Dalam perkara ini, Kepala Desa Sambong, Munjiatun sebagai penanggungjawab program dari Pemerintah Pusat untuk pemberdayaan Masyarakat itu. Diduga dalam pencairannya, Kades Sambong itu tidak menyalurkan kepada Masyarakat. Dalam pencairannya harusnya melalui rekening kelompok simpan pinjam.
"Modusnya, pelaku membentuk 19 kelompok simpan pinjam. Setelah dana pencairan masuk kerekening oleh Kepala Desa itu kemudian dikumpulkan untuk dirinya sendiri," ungkapnya.

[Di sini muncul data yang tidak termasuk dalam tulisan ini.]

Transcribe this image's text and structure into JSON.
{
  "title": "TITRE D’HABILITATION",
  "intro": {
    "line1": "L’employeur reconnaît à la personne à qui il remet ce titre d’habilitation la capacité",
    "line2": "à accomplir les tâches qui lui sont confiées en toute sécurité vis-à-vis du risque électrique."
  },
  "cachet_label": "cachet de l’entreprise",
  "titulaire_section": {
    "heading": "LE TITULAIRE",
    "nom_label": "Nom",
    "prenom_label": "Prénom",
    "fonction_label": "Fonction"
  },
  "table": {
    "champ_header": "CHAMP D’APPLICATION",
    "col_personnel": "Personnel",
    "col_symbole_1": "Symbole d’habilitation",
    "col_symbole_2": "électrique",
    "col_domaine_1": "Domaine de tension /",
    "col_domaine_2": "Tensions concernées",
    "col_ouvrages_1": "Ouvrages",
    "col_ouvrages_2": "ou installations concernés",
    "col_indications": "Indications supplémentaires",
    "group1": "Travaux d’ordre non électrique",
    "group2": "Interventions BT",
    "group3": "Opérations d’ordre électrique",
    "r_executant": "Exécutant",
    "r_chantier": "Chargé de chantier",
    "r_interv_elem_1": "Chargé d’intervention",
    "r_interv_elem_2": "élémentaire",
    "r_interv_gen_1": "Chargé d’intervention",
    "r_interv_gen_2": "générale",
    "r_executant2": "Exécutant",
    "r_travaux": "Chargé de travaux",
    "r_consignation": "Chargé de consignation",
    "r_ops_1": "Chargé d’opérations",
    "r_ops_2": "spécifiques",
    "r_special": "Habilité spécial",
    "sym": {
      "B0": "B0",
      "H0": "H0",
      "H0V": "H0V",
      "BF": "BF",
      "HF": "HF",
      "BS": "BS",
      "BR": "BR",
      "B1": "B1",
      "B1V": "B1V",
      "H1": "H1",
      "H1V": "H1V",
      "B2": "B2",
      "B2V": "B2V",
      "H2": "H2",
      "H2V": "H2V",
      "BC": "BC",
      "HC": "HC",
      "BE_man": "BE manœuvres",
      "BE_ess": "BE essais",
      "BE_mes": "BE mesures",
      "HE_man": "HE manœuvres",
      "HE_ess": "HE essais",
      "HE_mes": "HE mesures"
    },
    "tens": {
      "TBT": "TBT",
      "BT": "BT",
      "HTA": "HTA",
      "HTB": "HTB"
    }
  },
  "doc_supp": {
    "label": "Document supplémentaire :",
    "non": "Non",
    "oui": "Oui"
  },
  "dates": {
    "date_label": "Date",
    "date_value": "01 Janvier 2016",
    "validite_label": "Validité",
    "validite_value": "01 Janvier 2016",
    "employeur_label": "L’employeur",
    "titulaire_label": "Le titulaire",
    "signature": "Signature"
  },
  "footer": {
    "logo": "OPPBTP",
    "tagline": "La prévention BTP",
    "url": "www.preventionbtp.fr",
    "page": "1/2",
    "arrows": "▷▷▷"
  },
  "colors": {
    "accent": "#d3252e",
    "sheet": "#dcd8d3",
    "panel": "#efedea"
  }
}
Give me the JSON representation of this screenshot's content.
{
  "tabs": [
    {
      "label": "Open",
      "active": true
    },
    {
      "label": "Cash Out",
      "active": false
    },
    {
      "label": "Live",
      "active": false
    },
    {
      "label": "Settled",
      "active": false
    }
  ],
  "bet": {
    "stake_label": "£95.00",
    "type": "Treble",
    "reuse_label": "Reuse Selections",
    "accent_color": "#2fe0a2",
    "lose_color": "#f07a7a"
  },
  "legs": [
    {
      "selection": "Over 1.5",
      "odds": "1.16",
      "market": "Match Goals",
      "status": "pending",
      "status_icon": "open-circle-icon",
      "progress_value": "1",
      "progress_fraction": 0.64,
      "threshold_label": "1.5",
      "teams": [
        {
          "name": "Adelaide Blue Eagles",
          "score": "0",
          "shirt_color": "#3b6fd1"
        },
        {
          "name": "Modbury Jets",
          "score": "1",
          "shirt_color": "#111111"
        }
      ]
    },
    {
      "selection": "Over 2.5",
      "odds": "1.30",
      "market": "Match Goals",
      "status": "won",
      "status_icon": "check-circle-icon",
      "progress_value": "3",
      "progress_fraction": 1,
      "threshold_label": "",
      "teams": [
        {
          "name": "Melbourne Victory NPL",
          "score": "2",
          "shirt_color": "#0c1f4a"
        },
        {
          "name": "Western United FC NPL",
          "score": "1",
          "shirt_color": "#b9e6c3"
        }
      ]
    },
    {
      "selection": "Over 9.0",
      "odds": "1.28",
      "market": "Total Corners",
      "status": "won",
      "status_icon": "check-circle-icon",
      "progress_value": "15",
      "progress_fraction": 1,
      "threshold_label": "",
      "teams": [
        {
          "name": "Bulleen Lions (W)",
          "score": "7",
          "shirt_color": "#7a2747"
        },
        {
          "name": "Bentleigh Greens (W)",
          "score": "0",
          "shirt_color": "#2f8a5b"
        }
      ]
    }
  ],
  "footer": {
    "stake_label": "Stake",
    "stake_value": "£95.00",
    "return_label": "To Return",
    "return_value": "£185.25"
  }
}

Dugaan sementara dana diduga tidak dapat dipertanggung jawabkan sebesar Rp 599.631.200 dari total Rp 957 juta. Menurut Kajari, 19 kelompok simpan pinjam secara administrasi dan verifikasi terpenuhi, tapi setelah uang diserahkan petugas PNPM kecamatan ternyata uang dikumpulkan kepada Kades.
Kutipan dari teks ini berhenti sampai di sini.